We often run on autopilot, falling into conversational habits. Many times we are not even tuned in to the words we are using and how the message is being received. We get more focused on getting our message out and being heard than really making a connection and creating an experience for the other person.
Your personal brand is all about the experience and how others feel about you. People walk away with a feeling about you based on various elements: your energy, your attitude, your body language, how you are delivering your message, how open you are, and the words you use.
Do you declare that you are an innovative problem solver, but point out all the problems when you are working on a project? You think you are doing a good job and being helpful, but your colleagues talk about how negative you are.
Are you generous with compliments, but the talk around the office is that you’re insincere?
Or are you the type of person that agrees to listen when somebody walks into your office to share an idea, but before they even finish, you let them know that you have done something similar before and it won’t work? You feel good about taking the time to listen, but the other person doesn’t feel heard.

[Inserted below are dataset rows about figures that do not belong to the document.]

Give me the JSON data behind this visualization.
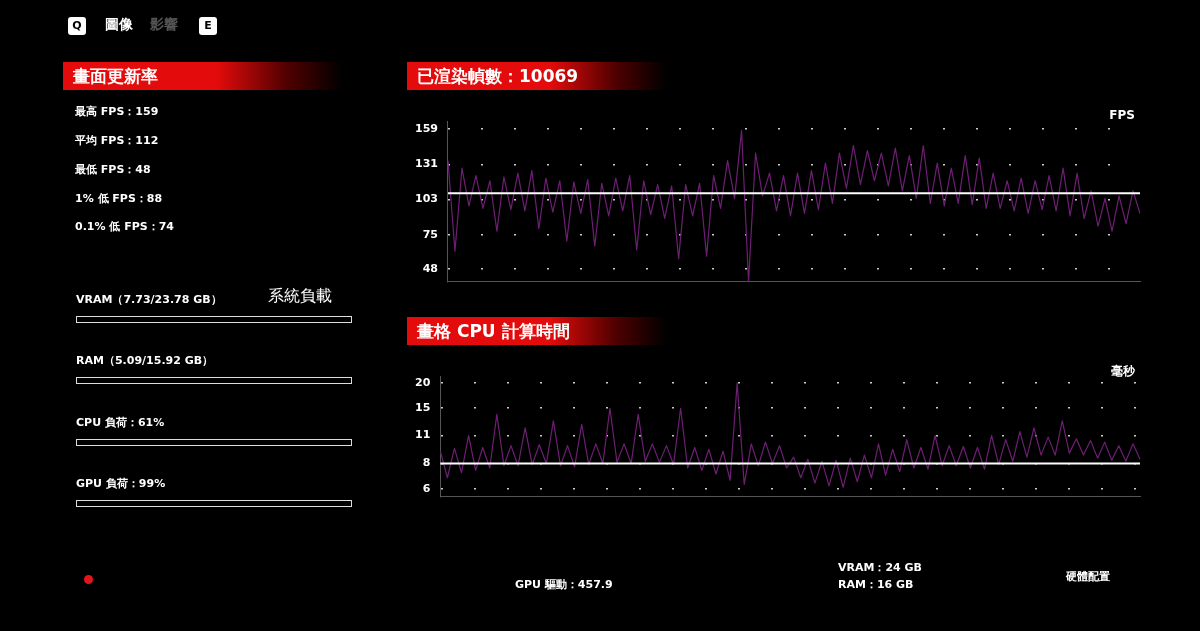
{
  "chart_data": [
    {
      "type": "other",
      "title": "畫面更新率",
      "subtitle": "系統負載",
      "annotations": [
        "Q",
        "圖像",
        "影響",
        "E",
        "最高 FPS：159",
        "平均 FPS：112",
        "最低 FPS：48",
        "1% 低 FPS：88",
        "0.1% 低 FPS：74",
        "VRAM（7.73/23.78 GB）",
        "RAM（5.09/15.92 GB）",
        "CPU 負荷：61%",
        "GPU 負荷：99%"
      ]
    },
    {
      "type": "line",
      "title": "已渲染幀數：10069",
      "ylabel": "FPS",
      "categories": [
        null,
        null,
        null,
        null,
        null,
        null,
        null,
        null,
        null,
        null,
        null,
        null,
        null,
        null,
        null,
        null,
        null,
        null,
        null,
        null,
        null,
        null,
        null,
        null,
        null,
        null,
        null,
        null,
        null,
        null,
        null,
        null,
        null,
        null,
        null,
        null,
        null,
        null,
        null,
        null,
        null,
        null,
        null,
        null,
        null,
        null,
        null,
        null,
        null,
        null,
        null,
        null,
        null,
        null,
        null,
        null,
        null,
        null,
        null,
        null,
        null,
        null,
        null,
        null,
        null,
        null,
        null,
        null,
        null,
        null,
        null,
        null,
        null,
        null,
        null,
        null,
        null,
        null,
        null,
        null,
        null,
        null,
        null,
        null,
        null,
        null,
        null,
        null,
        null,
        null,
        null,
        null,
        null,
        null,
        null,
        null,
        null,
        null,
        null,
        null
      ],
      "series": [
        {
          "color": "#6e1f74",
          "values": [
            134,
            62,
            128,
            98,
            122,
            96,
            118,
            78,
            121,
            95,
            124,
            94,
            126,
            80,
            120,
            93,
            118,
            70,
            117,
            92,
            119,
            66,
            116,
            90,
            120,
            94,
            122,
            63,
            118,
            91,
            115,
            88,
            114,
            56,
            115,
            90,
            116,
            58,
            122,
            96,
            134,
            104,
            158,
            38,
            140,
            106,
            124,
            94,
            122,
            90,
            124,
            92,
            126,
            95,
            132,
            100,
            140,
            112,
            146,
            115,
            142,
            118,
            140,
            114,
            144,
            110,
            138,
            104,
            146,
            100,
            132,
            98,
            128,
            100,
            138,
            99,
            136,
            96,
            124,
            96,
            118,
            94,
            120,
            92,
            118,
            95,
            122,
            94,
            128,
            90,
            124,
            88,
            110,
            82,
            104,
            78,
            106,
            84,
            110,
            92
          ]
        }
      ],
      "ylim": [
        38,
        165
      ],
      "yticks": [
        48,
        75,
        103,
        131,
        159
      ],
      "grid": "y",
      "ref_lines": [
        {
          "axis": "y",
          "value": 108,
          "color": "#ffffff"
        }
      ],
      "legend": false,
      "marker": "none",
      "tick_labels": "y"
    },
    {
      "type": "line",
      "title": "畫格 CPU 計算時間",
      "ylabel": "毫秒",
      "categories": [
        null,
        null,
        null,
        null,
        null,
        null,
        null,
        null,
        null,
        null,
        null,
        null,
        null,
        null,
        null,
        null,
        null,
        null,
        null,
        null,
        null,
        null,
        null,
        null,
        null,
        null,
        null,
        null,
        null,
        null,
        null,
        null,
        null,
        null,
        null,
        null,
        null,
        null,
        null,
        null,
        null,
        null,
        null,
        null,
        null,
        null,
        null,
        null,
        null,
        null,
        null,
        null,
        null,
        null,
        null,
        null,
        null,
        null,
        null,
        null,
        null,
        null,
        null,
        null,
        null,
        null,
        null,
        null,
        null,
        null,
        null,
        null,
        null,
        null,
        null,
        null,
        null,
        null,
        null,
        null,
        null,
        null,
        null,
        null,
        null,
        null,
        null,
        null,
        null,
        null,
        null,
        null,
        null,
        null,
        null,
        null,
        null,
        null,
        null,
        null
      ],
      "series": [
        {
          "color": "#6e1f74",
          "values": [
            9.2,
            6.8,
            9.5,
            7.2,
            11,
            7.4,
            9.6,
            7.6,
            14,
            7.8,
            9.8,
            7.8,
            12,
            7.9,
            9.9,
            8,
            13,
            7.8,
            9.8,
            7.7,
            12.5,
            7.9,
            10,
            8,
            15,
            8.1,
            10,
            8,
            14,
            8.2,
            10,
            8.1,
            9.8,
            7.9,
            15,
            7.6,
            9.6,
            7.4,
            9.4,
            7.1,
            9.2,
            6.6,
            20,
            6.3,
            10,
            7.8,
            10.2,
            8,
            9.8,
            7.6,
            8.6,
            6.8,
            8.4,
            6.4,
            8.2,
            6.2,
            8.3,
            6.1,
            8.5,
            6.5,
            8.8,
            6.8,
            10,
            7,
            9.4,
            7.3,
            10.5,
            7.6,
            9.6,
            7.5,
            11,
            7.8,
            9.8,
            7.8,
            9.7,
            7.6,
            9.6,
            7.5,
            11,
            7.9,
            10.5,
            8.2,
            11.5,
            8.6,
            12,
            8.8,
            10.8,
            8.8,
            13,
            9,
            10.6,
            8.8,
            10.4,
            8.5,
            10.2,
            8.3,
            9.8,
            8.2,
            10,
            8.4
          ]
        }
      ],
      "ylim": [
        5.5,
        21.5
      ],
      "yticks": [
        6,
        8,
        11,
        15,
        20
      ],
      "log": true,
      "grid": "y",
      "ref_lines": [
        {
          "axis": "y",
          "value": 8,
          "color": "#ffffff"
        }
      ],
      "legend": false,
      "marker": "none",
      "tick_labels": "y"
    },
    {
      "type": "other",
      "annotations": [
        "GPU 驅動：457.9",
        "VRAM：24 GB",
        "RAM：16 GB",
        "硬體配置"
      ]
    }
  ]
}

How can there be such a big gap in perceptions? How can one go about addressing these discrepancies and recalibrate to make the impression that aligns with their brand and how they want to be known?
Here are 5 tips that will help close the gap:
Start with being clear about your brand image and how you want to be perceived. Choose four to six words that describe how you want to be known. Act accordingly.
Consider your audience and their needs. Check in to learn the objectives of any project and use a positive approach. Definitely address the issues, but also be sure to offer potential solutions.
Be fully present with the people to whom you are speaking. Eliminate distractions and be respectful.
Ask questions and engage. “Did I answer your questions?” “It has been attempted before, so walk me through what will be different?”.
Don’t say things to be nice. Say things because you mean them. People know the difference.
It is important to keep in mind that when you are communicating it's a two way street and it isn't all about you. It's knowing who you are and making a meaningful connection.
I invite you to share your tips in making meaningful connections through conversation.